In dieser Endspurtsphase werden die Sängerinnen auch erstmals mit dem Orchester zusammenarbeiten. „Das wird sicher spannend, weil ihr Ton bisher nur vom Klavier kam“, sagt Tacchini. „Es ist schon eine große Umstellung, wenn die Stimme dann vom Fagott begleitet wird oder von einem Streichinstrument.“

Die in Basel geborene Regisseurin, die seit 2006 die Junge Oper leitet, hatte zuletzt 2013 Michael Endes „Momo“ inszeniert. Für das Märchen von der Meerjungfrau hat sie sich entschieden, weil sie den Konflikt zwischen Flossen und Beinen als eine Geschichte über das Erwachsen­werden liest: „Wir fragen uns, welche Bedeutung hat der Körper in der Pubertät.“

Musik von Dvorak, Ideen von heute

Koproduktion
„Die Nixe“ ist ein Stück für Kinder ab zehn Jahren. Es ist eine Koproduktion des Ludwigsburger Forums mit der Jungen Oper Stuttgart und dem Landesjugendorchester Baden-Württemberg.
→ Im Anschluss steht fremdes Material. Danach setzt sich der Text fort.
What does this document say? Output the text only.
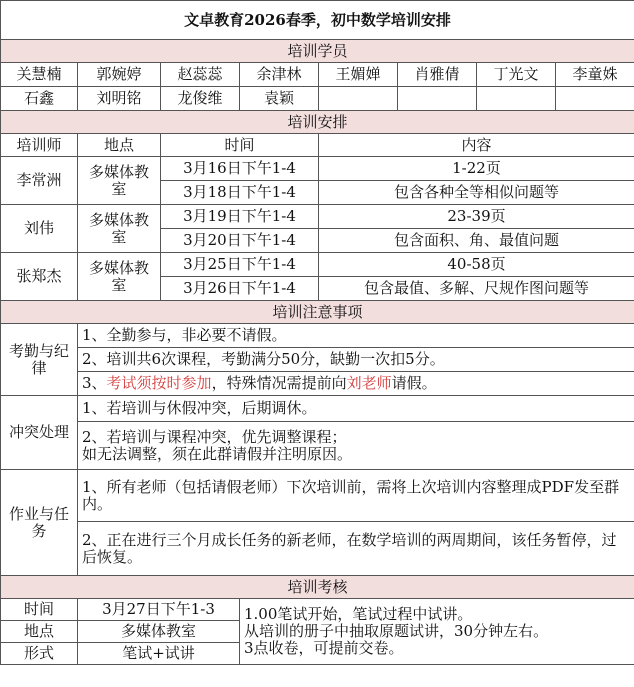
文卓教育2026春季，初中数学培训安排							
培训学员							
关慧楠	郭婉婷	赵蕊蕊	余津林	王媚婵	肖雅倩	丁光文	李童姝
石鑫	刘明铭	龙俊维	袁颖				
培训安排							
培训师	地点	时间		内容			
李常洲	多媒体教室	3月16日下午1-4		1-22页			
		3月18日下午1-4		包含各种全等相似问题等			
刘伟	多媒体教室	3月19日下午1-4		23-39页			
		3月20日下午1-4		包含面积、角、最值问题			
张郑杰	多媒体教室	3月25日下午1-4		40-58页			
		3月26日下午1-4		包含最值、多解、尺规作图问题等			
培训注意事项							
考勤与纪律	1、全勤参与，非必要不请假。						
	2、培训共6次课程，考勤满分50分，缺勤一次扣5分。						
	3、考试须按时参加，特殊情况需提前向刘老师请假。						
冲突处理	1、若培训与休假冲突，后期调休。						

	2、若培训与课程冲突，优先调整课程；
如无法调整，须在此群请假并注明原因。						

作业与任务	1、所有老师（包括请假老师）下次培训前，需将上次培训内容整理成PDF发至群内。						
	2、正在进行三个月成长任务的新老师，在数学培训的两周期间，该任务暂停，过后恢复。						
培训考核							
时间	3月27日下午1-3		1.00笔试开始，笔试过程中试讲。
从培训的册子中抽取原题试讲，30分钟左右。
3点收卷，可提前交卷。				

地点	多媒体教室						
形式	笔试+试讲						
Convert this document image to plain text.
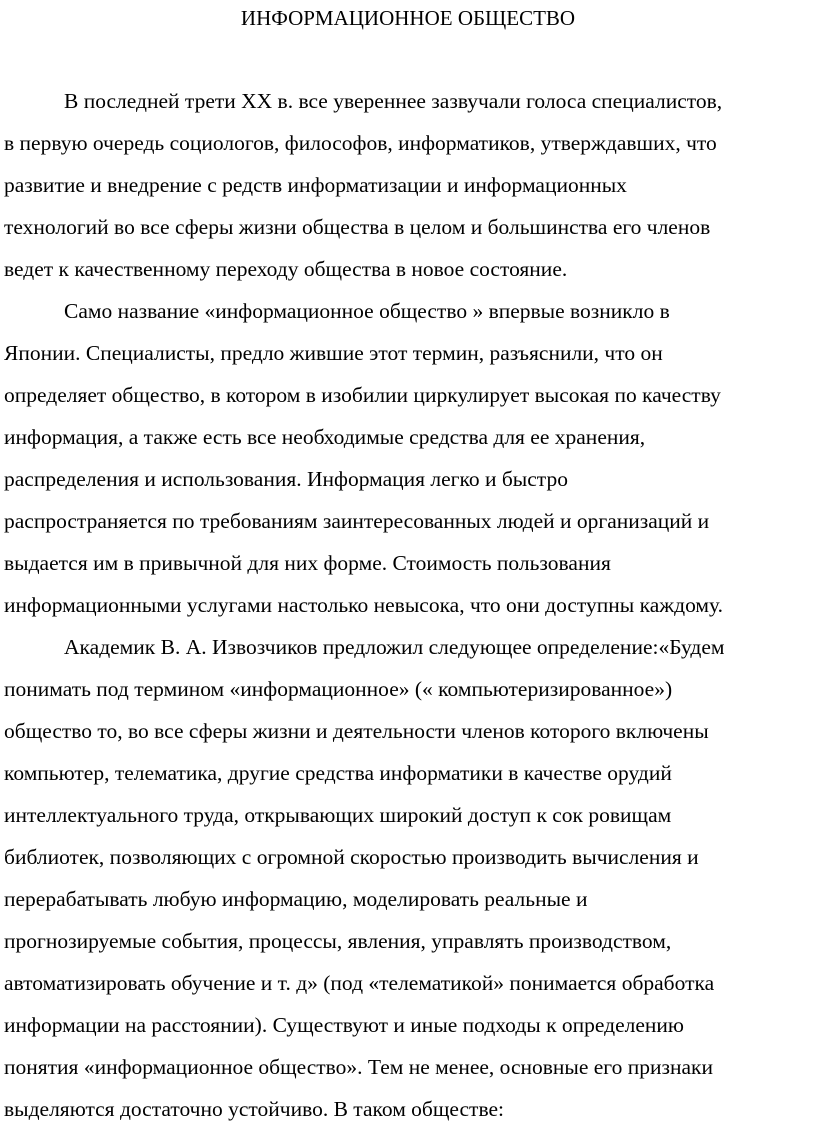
ИНФОРМАЦИОННОЕ ОБЩЕСТВО
В последней трети XX в. все увереннее зазвучали голоса специалистов,
в первую очередь социологов, философов, информатиков, утверждавших, что
развитие и внедрение с редств информатизации и информационных
технологий во все сферы жизни общества в целом и большинства его членов
ведет к качественному переходу общества в новое состояние.
Само название «информационное общество » впервые возникло в
Японии. Специалисты, предло жившие этот термин, разъяснили, что он
определяет общество, в котором в изобилии циркулирует высокая по качеству
информация, а также есть все необходимые средства для ее хранения,
распределения и использования. Информация легко и быстро
распространяется по требованиям заинтересованных людей и организаций и
выдается им в привычной для них форме. Стоимость пользования
информационными услугами настолько невысока, что они доступны каждому.
Академик В. А. Извозчиков предложил следующее определение:«Будем
понимать под термином «информационное» (« компьютеризированное»)
общество то, во все сферы жизни и деятельности членов которого включены
компьютер, телематика, другие средства информатики в качестве орудий
интеллектуального труда, открывающих широкий доступ к сок ровищам
библиотек, позволяющих с огромной скоростью производить вычисления и
перерабатывать любую информацию, моделировать реальные и
прогнозируемые события, процессы, явления, управлять производством,
автоматизировать обучение и т. д» (под «телематикой» понимается обработка
информации на расстоянии). Существуют и иные подходы к определению
понятия «информационное общество». Тем не менее, основные его признаки
выделяются достаточно устойчиво. В таком обществе:
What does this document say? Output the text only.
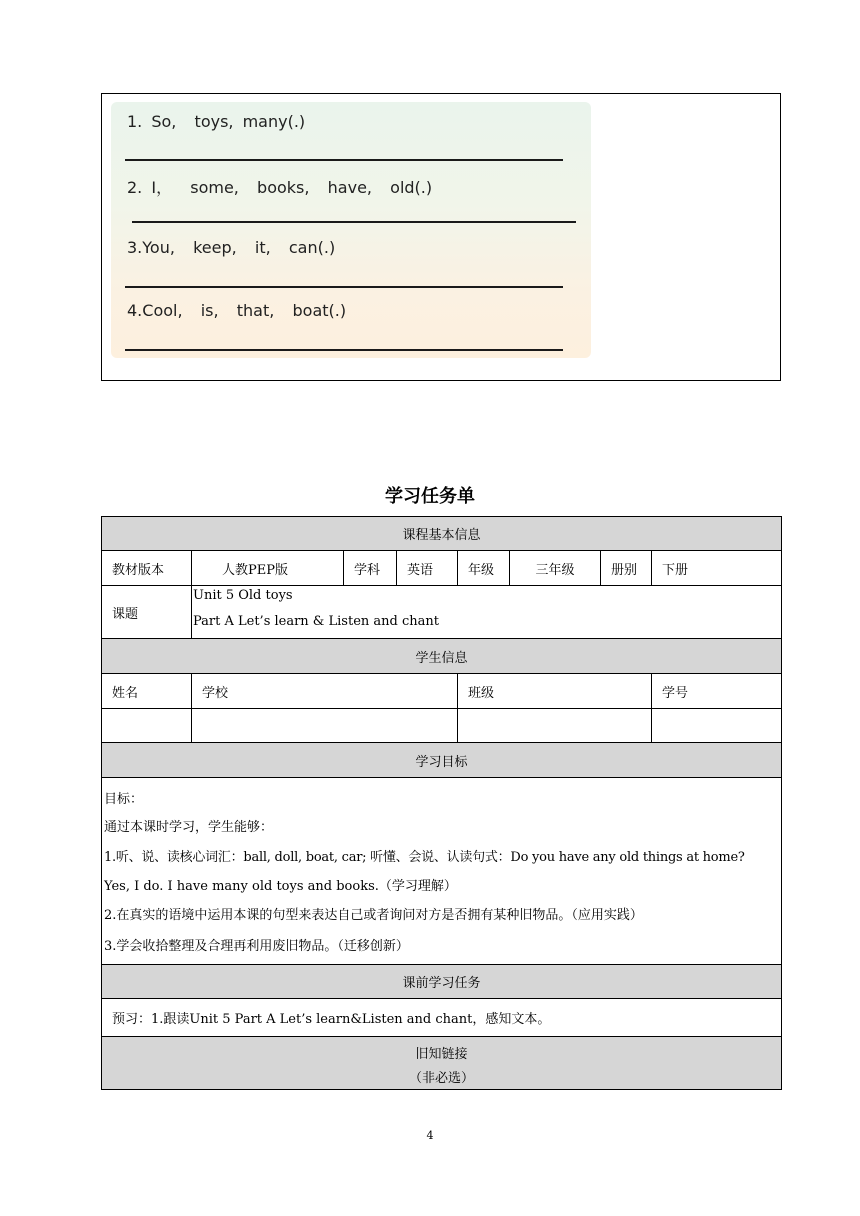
1. So,  toys, many(.)
2. I，  some,  books,  have,  old(.)
3.You,  keep,  it,  can(.)
4.Cool,  is,  that,  boat(.)
学习任务单
课程基本信息
教材版本	人教PEP版	学科	英语	年级	三年级	册别	下册
课题
Unit 5 Old toys
Part A Let’s learn & Listen and chant
学生信息
姓名	学校	班级	学号
学习目标
目标：
通过本课时学习，学生能够：
1.听、说、读核心词汇：ball, doll, boat, car; 听懂、会说、认读句式：Do you have any old things at home?
Yes, I do. I have many old toys and books.（学习理解）
2.在真实的语境中运用本课的句型来表达自己或者询问对方是否拥有某种旧物品。（应用实践）
3.学会收拾整理及合理再利用废旧物品。（迁移创新）
课前学习任务
预习：1.跟读Unit 5 Part A Let’s learn&Listen and chant，感知文本。
旧知链接
（非必选）
4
Für den Chor gab es im Oktober ein Casting: Aus 100 Bewerbern sind 37 Mädchen und ein Junge ausgewählt worden.

Musik und Libretto
In der Oper geht es um das vielfach erzählte Märchen von der Meerjungfrau, die sich unglücklich in einen Prinzen verliebt – allerdings in zeitgemäßer Deutung. Der Großteil der Musik stammt aus Antonín Dvoráks „Rusalka“. Sie wird ergänzt durch Kompositionen und Soundsequenzen von Alexandra Holtsch. Das Libretto hat Tim Staffel geschrieben.

Aufführungen
Premiere ist am Donnerstag, 16. April; weitere Vorstellungen sind am 17., 22., 23. und 25. April. Karten gibt es im Forum am Schlosspark (Telefon 0 71 41/9 10 39 00) und bei allen Easyticket-Vorverkaufsstellen.